Flux Research Group / School of Computing

Fast, Scalable Disk Imaging with Frisbee

Mike Hibler, Leigh Stoller, Jay Lepreau, Robert Ricci, and Chad Barb

Proceedings of the 2003 USENIX Annual Technical Conference (USENIX ATC) 2003.

areas
Networking, Testbeds

abstract

Both researchers and operators of production systems are frequently faced with the need to manipulate entire disk images. Convenient and fast tools for saving, transferring, and installing entire disk images make disaster recovery, operating system installation, and many other tasks significantly easier. In a research environment, making such tools available to users greatly encourages experimentation.

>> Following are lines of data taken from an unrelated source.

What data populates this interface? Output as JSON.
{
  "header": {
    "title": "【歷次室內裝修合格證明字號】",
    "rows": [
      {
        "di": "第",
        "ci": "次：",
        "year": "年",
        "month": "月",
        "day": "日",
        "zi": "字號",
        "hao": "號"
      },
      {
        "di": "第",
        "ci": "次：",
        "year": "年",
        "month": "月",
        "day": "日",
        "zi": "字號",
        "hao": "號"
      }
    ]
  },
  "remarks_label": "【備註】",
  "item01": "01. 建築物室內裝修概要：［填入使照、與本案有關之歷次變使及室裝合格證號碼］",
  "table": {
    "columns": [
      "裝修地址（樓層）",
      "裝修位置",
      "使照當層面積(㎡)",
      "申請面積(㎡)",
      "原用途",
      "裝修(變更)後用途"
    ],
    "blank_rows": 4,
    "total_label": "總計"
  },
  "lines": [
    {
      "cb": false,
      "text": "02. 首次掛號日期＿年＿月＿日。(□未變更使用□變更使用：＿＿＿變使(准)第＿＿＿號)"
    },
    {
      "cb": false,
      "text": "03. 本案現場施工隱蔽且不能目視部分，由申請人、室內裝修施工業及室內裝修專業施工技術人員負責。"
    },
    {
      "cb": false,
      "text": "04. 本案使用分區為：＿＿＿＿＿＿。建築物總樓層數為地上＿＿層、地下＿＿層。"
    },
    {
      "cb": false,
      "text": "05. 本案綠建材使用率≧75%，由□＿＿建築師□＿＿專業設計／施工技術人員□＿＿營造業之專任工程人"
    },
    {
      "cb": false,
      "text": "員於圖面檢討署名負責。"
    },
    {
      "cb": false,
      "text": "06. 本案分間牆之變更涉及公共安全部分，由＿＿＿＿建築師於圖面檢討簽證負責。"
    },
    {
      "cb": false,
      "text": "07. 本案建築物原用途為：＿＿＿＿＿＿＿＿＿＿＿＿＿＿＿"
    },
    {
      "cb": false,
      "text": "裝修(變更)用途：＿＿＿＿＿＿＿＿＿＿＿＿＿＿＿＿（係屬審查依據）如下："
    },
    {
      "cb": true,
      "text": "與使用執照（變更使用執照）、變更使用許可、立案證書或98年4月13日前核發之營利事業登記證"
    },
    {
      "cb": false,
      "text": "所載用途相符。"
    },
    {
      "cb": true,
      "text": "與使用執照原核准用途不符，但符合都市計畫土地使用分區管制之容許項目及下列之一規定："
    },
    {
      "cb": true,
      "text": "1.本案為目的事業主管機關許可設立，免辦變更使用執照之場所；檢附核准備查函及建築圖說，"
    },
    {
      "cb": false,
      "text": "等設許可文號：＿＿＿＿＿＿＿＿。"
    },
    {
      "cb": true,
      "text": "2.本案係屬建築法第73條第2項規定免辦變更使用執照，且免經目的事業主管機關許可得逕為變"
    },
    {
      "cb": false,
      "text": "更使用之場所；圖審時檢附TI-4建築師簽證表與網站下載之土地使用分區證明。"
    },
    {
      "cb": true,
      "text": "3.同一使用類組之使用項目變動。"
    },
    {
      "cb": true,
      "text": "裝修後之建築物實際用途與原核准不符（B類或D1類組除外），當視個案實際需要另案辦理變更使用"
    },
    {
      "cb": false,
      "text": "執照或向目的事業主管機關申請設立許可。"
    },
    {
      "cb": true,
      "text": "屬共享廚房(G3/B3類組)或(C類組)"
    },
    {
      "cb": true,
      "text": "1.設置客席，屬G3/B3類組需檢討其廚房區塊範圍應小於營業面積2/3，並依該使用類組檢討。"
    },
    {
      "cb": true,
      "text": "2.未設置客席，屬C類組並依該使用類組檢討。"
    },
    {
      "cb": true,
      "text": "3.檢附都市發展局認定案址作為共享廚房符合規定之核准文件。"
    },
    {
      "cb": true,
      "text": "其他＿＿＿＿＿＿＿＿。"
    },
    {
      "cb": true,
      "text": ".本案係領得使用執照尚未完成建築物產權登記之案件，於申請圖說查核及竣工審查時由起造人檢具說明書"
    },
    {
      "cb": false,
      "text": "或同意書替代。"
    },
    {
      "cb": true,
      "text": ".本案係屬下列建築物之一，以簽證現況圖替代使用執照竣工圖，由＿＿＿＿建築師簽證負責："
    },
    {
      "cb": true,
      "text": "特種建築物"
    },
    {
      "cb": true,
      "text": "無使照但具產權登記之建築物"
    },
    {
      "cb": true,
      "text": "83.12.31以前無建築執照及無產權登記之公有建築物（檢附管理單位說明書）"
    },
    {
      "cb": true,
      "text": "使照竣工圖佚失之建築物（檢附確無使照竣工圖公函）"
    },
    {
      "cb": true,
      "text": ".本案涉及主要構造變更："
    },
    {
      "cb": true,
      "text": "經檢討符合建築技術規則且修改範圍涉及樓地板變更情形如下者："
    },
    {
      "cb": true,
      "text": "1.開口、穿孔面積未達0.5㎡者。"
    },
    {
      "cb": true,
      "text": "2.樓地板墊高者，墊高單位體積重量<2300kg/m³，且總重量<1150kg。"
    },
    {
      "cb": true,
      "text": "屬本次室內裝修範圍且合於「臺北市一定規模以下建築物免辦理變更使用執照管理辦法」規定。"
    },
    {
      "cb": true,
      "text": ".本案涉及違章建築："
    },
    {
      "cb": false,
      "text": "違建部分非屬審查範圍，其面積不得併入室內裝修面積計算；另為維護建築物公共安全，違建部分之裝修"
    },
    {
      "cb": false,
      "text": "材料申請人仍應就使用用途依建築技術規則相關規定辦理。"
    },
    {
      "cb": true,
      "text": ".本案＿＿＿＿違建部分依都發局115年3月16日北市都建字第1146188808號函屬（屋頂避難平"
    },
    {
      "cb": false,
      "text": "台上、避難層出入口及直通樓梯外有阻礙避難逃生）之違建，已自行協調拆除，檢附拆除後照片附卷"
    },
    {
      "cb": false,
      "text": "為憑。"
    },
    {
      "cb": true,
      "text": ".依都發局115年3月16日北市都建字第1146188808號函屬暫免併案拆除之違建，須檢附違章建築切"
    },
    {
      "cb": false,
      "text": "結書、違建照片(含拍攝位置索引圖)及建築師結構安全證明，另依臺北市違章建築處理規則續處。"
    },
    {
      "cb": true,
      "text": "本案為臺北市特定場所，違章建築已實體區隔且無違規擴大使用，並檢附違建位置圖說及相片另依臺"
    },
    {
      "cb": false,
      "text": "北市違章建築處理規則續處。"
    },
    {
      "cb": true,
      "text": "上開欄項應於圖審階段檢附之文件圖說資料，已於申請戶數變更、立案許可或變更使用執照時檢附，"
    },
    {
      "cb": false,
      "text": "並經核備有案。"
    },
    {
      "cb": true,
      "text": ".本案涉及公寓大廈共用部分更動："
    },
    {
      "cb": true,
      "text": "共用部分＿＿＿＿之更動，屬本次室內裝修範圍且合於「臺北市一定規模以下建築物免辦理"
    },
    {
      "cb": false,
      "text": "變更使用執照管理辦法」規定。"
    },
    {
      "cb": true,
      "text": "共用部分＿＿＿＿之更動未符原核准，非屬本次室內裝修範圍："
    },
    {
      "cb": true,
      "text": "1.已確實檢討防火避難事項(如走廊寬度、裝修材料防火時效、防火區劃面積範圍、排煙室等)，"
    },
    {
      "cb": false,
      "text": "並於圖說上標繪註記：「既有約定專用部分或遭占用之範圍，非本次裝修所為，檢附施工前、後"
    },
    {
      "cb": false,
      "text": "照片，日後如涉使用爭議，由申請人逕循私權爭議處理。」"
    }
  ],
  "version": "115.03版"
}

We present Frisbee, a system for saving, transferring, and installing entire disk images, whose goals are speed and scalability in a LAN environment. Among the techniques Frisbee uses are an appropriately-adapted method of filesystem-aware compression, a custom application-level reliable multicast protocol, and flexible application-level framing. This design results in a system which can rapidly and reliably distribute a disk image to many clients simultaneously. For example, Frisbee can write a total of 50 gigabytes of data to 80 disks in 34 seconds on commodity PC hardware. We describe Frisbee's design and implementation, review important design decisions, and evaluate its performance.